Prof. Christopher Goodnow

Australia Executive Director, Garvan Institute of Medical Research

Professor Goodnow holds The Bill and Patricia Ritchie Foundation Chair as Head of the Immunogenomics laboratory, a NHMRC Senior Principal Research Fellow, and is Professor and Director of the Cellular Genomics Futures Institute at UNSW Sydney.

With an American father and Australian mother, Professor Goodnow grew up in Washington DC before moving to Sydney as a teenager. He trained in veterinary medicine and surgery, immunochemistry and immunology at the University of Sydney and in DNA technology at Stanford University. After doctoral studies begun at the Walter and Eliza Hall Institute in Melbourne and performed at Sydney University, he joined the faculty of Stanford University Medical School and the Howard Hughes Medical Institute in 1990. There he established the concept of multiple immune tolerance checkpoints, a framework now widely used in cancer treatment with “checkpoint inhibitors”, and revealed the function of key genes in these checkpoints including FAS, CD86, PTPN6/SHP1, and later AIRE.

To pioneer genome-wide analysis of the DNA sequences controlling the immune system, he joined the faculty at the Australian National University in 1997 as Professor and founding Director of the Medical Genome Centre, leading its development into a major national research facility, the Australian Phenomics Facility. That effort revealed critical, entirely unknown functions of fourteen essential genes controlling the immune system, including CARD11, ROQUIN1, HNRNPLL, THEMIS, DOCK8, ATP11C, SPPL2A, ZFP318, GSDMD and ETAA1, as well as four previously obscure genes in neurodegeneration and infertility.

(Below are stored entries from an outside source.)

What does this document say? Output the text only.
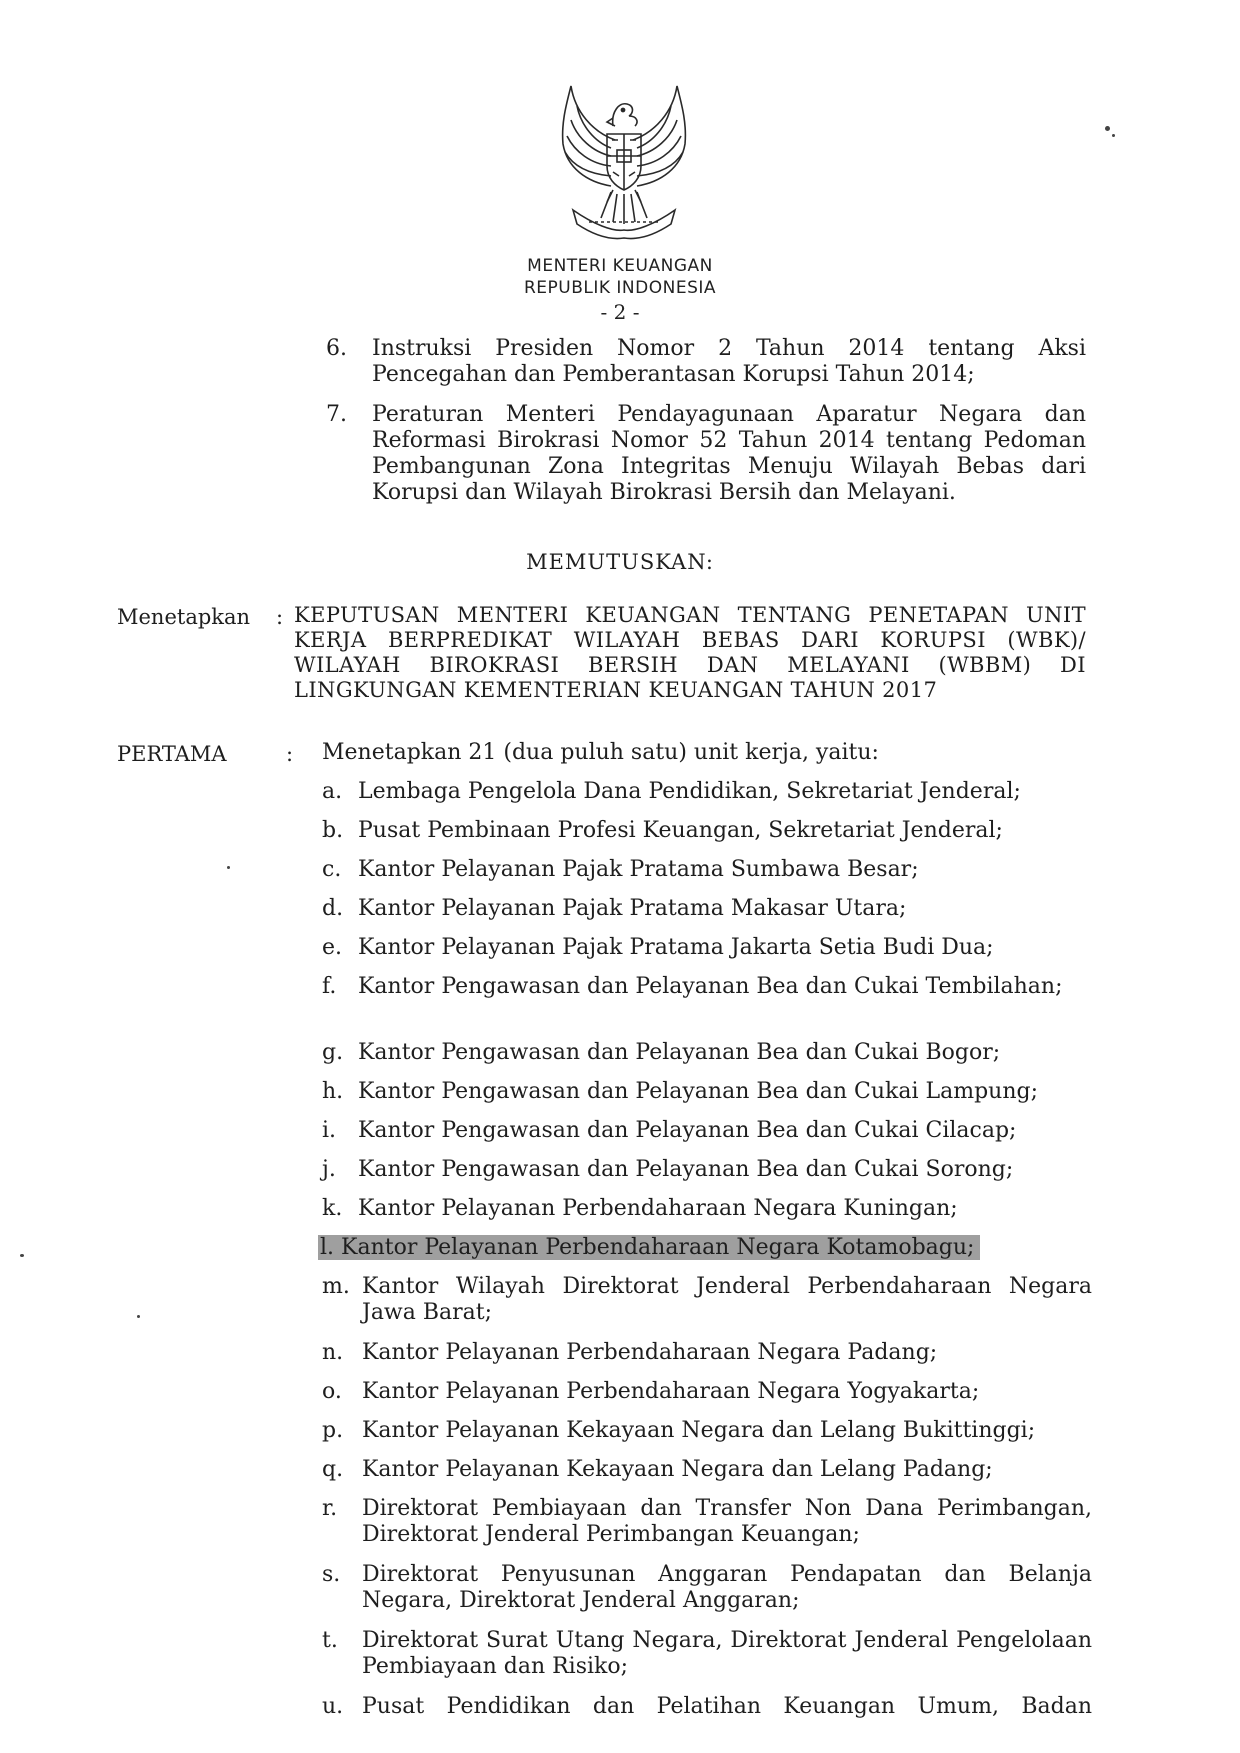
MENTERI KEUANGAN
REPUBLIK INDONESIA
- 2 -
6. Instruksi Presiden Nomor 2 Tahun 2014 tentang Aksi Pencegahan dan Pemberantasan Korupsi Tahun 2014;
7. Peraturan Menteri Pendayagunaan Aparatur Negara dan Reformasi Birokrasi Nomor 52 Tahun 2014 tentang Pedoman Pembangunan Zona Integritas Menuju Wilayah Bebas dari Korupsi dan Wilayah Birokrasi Bersih dan Melayani.
MEMUTUSKAN:
Menetapkan : KEPUTUSAN MENTERI KEUANGAN TENTANG PENETAPAN UNIT KERJA BERPREDIKAT WILAYAH BEBAS DARI KORUPSI (WBK)/ WILAYAH BIROKRASI BERSIH DAN MELAYANI (WBBM) DI LINGKUNGAN KEMENTERIAN KEUANGAN TAHUN 2017
PERTAMA	: Menetapkan 21 (dua puluh satu) unit kerja, yaitu:
a. Lembaga Pengelola Dana Pendidikan, Sekretariat Jenderal;
b. Pusat Pembinaan Profesi Keuangan, Sekretariat Jenderal;
c. Kantor Pelayanan Pajak Pratama Sumbawa Besar;
d. Kantor Pelayanan Pajak Pratama Makasar Utara;
e. Kantor Pelayanan Pajak Pratama Jakarta Setia Budi Dua;
f. Kantor Pengawasan dan Pelayanan Bea dan Cukai Tembilahan;
g. Kantor Pengawasan dan Pelayanan Bea dan Cukai Bogor;
h. Kantor Pengawasan dan Pelayanan Bea dan Cukai Lampung;
i. Kantor Pengawasan dan Pelayanan Bea dan Cukai Cilacap;
j. Kantor Pengawasan dan Pelayanan Bea dan Cukai Sorong;
k. Kantor Pelayanan Perbendaharaan Negara Kuningan;
l. Kantor Pelayanan Perbendaharaan Negara Kotamobagu;
m. Kantor Wilayah Direktorat Jenderal Perbendaharaan Negara Jawa Barat;
n. Kantor Pelayanan Perbendaharaan Negara Padang;
o. Kantor Pelayanan Perbendaharaan Negara Yogyakarta;
p. Kantor Pelayanan Kekayaan Negara dan Lelang Bukittinggi;
q. Kantor Pelayanan Kekayaan Negara dan Lelang Padang;
r. Direktorat Pembiayaan dan Transfer Non Dana Perimbangan, Direktorat Jenderal Perimbangan Keuangan;
s. Direktorat Penyusunan Anggaran Pendapatan dan Belanja Negara, Direktorat Jenderal Anggaran;
t. Direktorat Surat Utang Negara, Direktorat Jenderal Pengelolaan Pembiayaan dan Risiko;
u. Pusat Pendidikan dan Pelatihan Keuangan Umum, Badan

Professor Goodnow joined Garvan in 2015 as Deputy Director and to translate genomic DNA sequence analysis of the human immune system into understanding the cause of immune disorders and developing more effective, personalised treatments. In his time at Garvan, he has forged a close partnership between Garvan and Israel’s Weizmann Institute of Science, and has overseen the development of the multi-million dollar Garvan-Weizmann Centre for Cellular Genomics, the only multidisciplinary centre of its kind in the southern hemisphere. He was key to the development of CIRCA (Clinical Immunogenomics Research Consortium Australia), a Garvan-led national initiative that seeks to diagnose, understand and treat individuals with rare immune disorders through a combination of genomic DNA sequencing, clinical expertise and biomedical research.

Professor Goodnow is now leading Hope Research – a transformative research program that is an initiative of the Garvan-Weizmann partnership and is supported by The Bill and Patricia Ritchie Foundation. Hope Research aims to uncover a common cause for all autoimmune disease, which include more than 100 different diseases that collectively affect one in eight people. Using single cell DNA sequencing, Professor Goodnow and his team are tracking down and identifying the ‘rogue’ immune cells in the blood of adults with 36 autoimmune diseases, which drive the immune system to attack parts of the body.

Professor Goodnow’s research contributions have been recognised by numerous awards, including the American Association of Immunologists (AAI) Pharmingen Investigator Award, AAI Distinguished Lecturer, Australasian Society for Immunology Burnet Orator, Gottschalk Medal, Health Minister’s Prize, Centenary Medal, Ramaciotti Medal, GSK Award for Research Excellence, William E. Paul Award. He is a Fellow of the Australian Academy of Science, Fellow of the Royal Society (UK), and Member of the US National Academy of Sciences. He was President of the Australasian Society for Immunology in 2015-2016.

Beyond his research endeavours, Professor Goodnow enjoys spending time with his family and surfing at Sydney’s Manly Beach and on the NSW South Coast. Surfing has been a passion since Professor Goodnow’s school days, and he is well known in surfing circles for leading a 1980 expedition discovering the now-famous breaks in Indonesia’s remote Mentawai Islands.